Not all of my travel involves photography so I do try and schedule some time on each trip to see the area and learn about it’s photographic potential. When in cities I enjoy looking at the architecture to see how it fits the city’s reputation or if there is a consistent motif representative of the city’s culture. Even where there is a mix of old and new buildings if you look closely you can sometimes see how the designers and builders carry forward some iconic aspect of the city.
Salt Lake City is a young urban place, at least by comparison with cities east of the Mississippi. It is a place that was intended to exist, planned for and designed to be a religious center and home to a wandering people. Isolated as it was (and still is to some extent) from the influences of other American cities, it developed it’s own flavor and character. Wandering around the city there remain signs of this if you take the time to look.
Looking south from Ensign Peak
The historical center of the city is Temple Square where the community gathered to practice their religion and from where the commercial aspects of the town grew outward from as the population expanded. Today it is an oasis in the middle of an urban scene, full of cool grass, colorful flowers and many visitors, all surrounding the iconic buildings on its grounds.
The people who built this city from a settlement were industrious and hard working. They adopted as their symbol the beehive in acknowledgement of how bees work together to build a community. The beehive motif is found in many places around the city, including the crown of an office building on the Square.
Other symbols of industrial effort grace various buildings as well, decorations aimed at making a solid statement about the values of the people who grew the city from a desert outpost to a thriving metropolitan community.
But not all decorations were as severe and practical – these are people who appreciate the artistic aspects of their lives as well and proudly display those motifs.
There are even signs of whimsy, scenes contrasting the modern with the playful.
As well as the linear perspective of more modern perspectives.
The most dominant theme, however, is found in the iconic Temple.
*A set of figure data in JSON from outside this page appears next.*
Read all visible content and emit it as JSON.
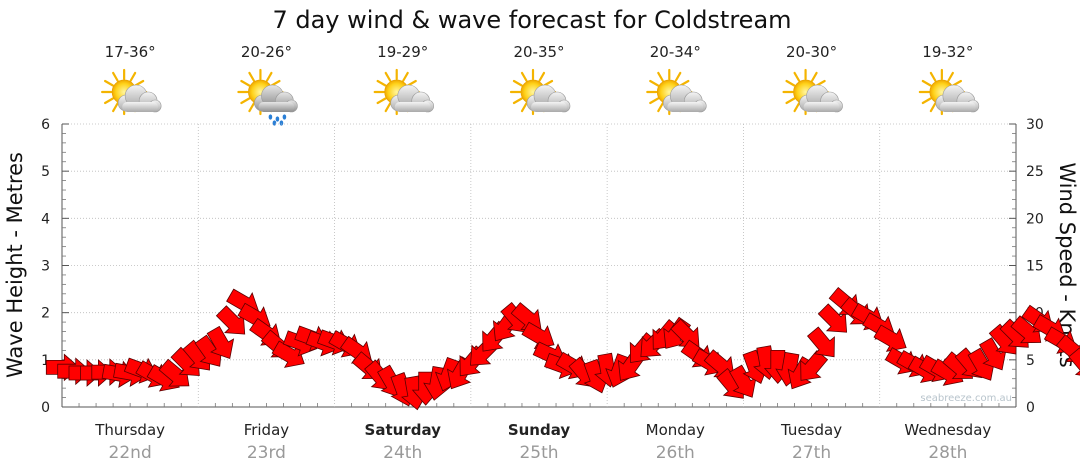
{
  "chart_data": {
    "type": "line",
    "title": "7 day wind & wave forecast for Coldstream",
    "ylabel_left": "Wave Height - Metres",
    "ylabel_right": "Wind Speed - Knots",
    "ylim_left": [
      0,
      6
    ],
    "ylim_right": [
      0,
      30
    ],
    "yticks_left": [
      "0",
      "1",
      "2",
      "3",
      "4",
      "5",
      "6"
    ],
    "yticks_right": [
      "0",
      "5",
      "10",
      "15",
      "20",
      "25",
      "30"
    ],
    "grid": true,
    "days": [
      {
        "day": "Thursday",
        "date": "22nd",
        "temp": "17-36°",
        "icon": "partly-cloudy-icon",
        "bold": false
      },
      {
        "day": "Friday",
        "date": "23rd",
        "temp": "20-26°",
        "icon": "showers-icon",
        "bold": false
      },
      {
        "day": "Saturday",
        "date": "24th",
        "temp": "19-29°",
        "icon": "partly-cloudy-icon",
        "bold": true
      },
      {
        "day": "Sunday",
        "date": "25th",
        "temp": "20-35°",
        "icon": "partly-cloudy-icon",
        "bold": true
      },
      {
        "day": "Monday",
        "date": "26th",
        "temp": "20-34°",
        "icon": "partly-cloudy-icon",
        "bold": false
      },
      {
        "day": "Tuesday",
        "date": "27th",
        "temp": "20-30°",
        "icon": "partly-cloudy-icon",
        "bold": false
      },
      {
        "day": "Wednesday",
        "date": "28th",
        "temp": "19-32°",
        "icon": "partly-cloudy-icon",
        "bold": false
      }
    ],
    "wind_series": {
      "name": "Wind speed (knots)",
      "color": "#ff0000",
      "points_per_day": 12,
      "values": [
        4.2,
        3.8,
        3.6,
        3.6,
        3.7,
        3.5,
        3.6,
        3.9,
        3.4,
        3.0,
        3.4,
        4.6,
        5.3,
        5.8,
        6.7,
        9.0,
        11.0,
        9.5,
        7.8,
        6.5,
        5.5,
        6.8,
        7.3,
        6.8,
        6.9,
        6.6,
        5.9,
        4.2,
        3.2,
        2.6,
        1.8,
        1.5,
        2.0,
        2.5,
        3.4,
        3.5,
        4.7,
        5.7,
        7.3,
        8.5,
        9.3,
        9.4,
        7.5,
        5.5,
        4.4,
        4.3,
        3.5,
        3.2,
        3.9,
        3.8,
        4.3,
        6.1,
        6.6,
        7.5,
        7.7,
        7.6,
        5.5,
        4.7,
        4.4,
        2.3,
        2.6,
        4.2,
        4.7,
        4.3,
        4.0,
        3.5,
        4.2,
        6.7,
        9.2,
        11.0,
        10.0,
        9.5,
        8.5,
        7.2,
        4.8,
        4.5,
        3.9,
        4.0,
        3.6,
        4.2,
        4.5,
        4.4,
        5.5,
        7.0,
        7.6,
        8.0,
        9.2,
        8.3,
        7.0,
        6.0,
        4.5,
        3.3,
        3.0,
        2.7,
        3.2,
        3.5,
        3.0,
        2.8,
        3.2,
        3.5,
        4.0,
        5.3,
        6.3,
        7.0,
        7.5,
        7.4,
        6.0,
        5.5
      ],
      "directions_deg": [
        270,
        270,
        270,
        270,
        270,
        280,
        280,
        290,
        300,
        300,
        310,
        315,
        320,
        325,
        330,
        315,
        300,
        300,
        305,
        310,
        300,
        290,
        290,
        290,
        290,
        300,
        305,
        310,
        320,
        330,
        340,
        350,
        0,
        10,
        20,
        30,
        40,
        45,
        40,
        35,
        320,
        310,
        300,
        295,
        290,
        300,
        320,
        340,
        350,
        20,
        35,
        40,
        45,
        40,
        35,
        315,
        305,
        300,
        310,
        320,
        330,
        340,
        350,
        0,
        10,
        30,
        40,
        320,
        315,
        310,
        310,
        300,
        300,
        300,
        300,
        300,
        300,
        300,
        300,
        310,
        320,
        330,
        330,
        320,
        315,
        310,
        305,
        300,
        300,
        310,
        320,
        330,
        340,
        350,
        0,
        20,
        30,
        40,
        40,
        40,
        40,
        40,
        330,
        320,
        310,
        300,
        300,
        300
      ]
    }
  },
  "watermark": "seabreeze.com.au"
}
Its influence is noticeable throughout the city in both large buildings and intimate details. It is the theme that runs through the city’s architecture, the one all designers and builders seem to realize has influence on their work.
It’s a fun place to spend some time just walking around and admiring the results of so many people’s efforts. In America we express our architecture like our personalities – individual, non-conforming, free to explore different aspects – and our cities manifest that expression. Take some time to look around your home town and see what themes run through it.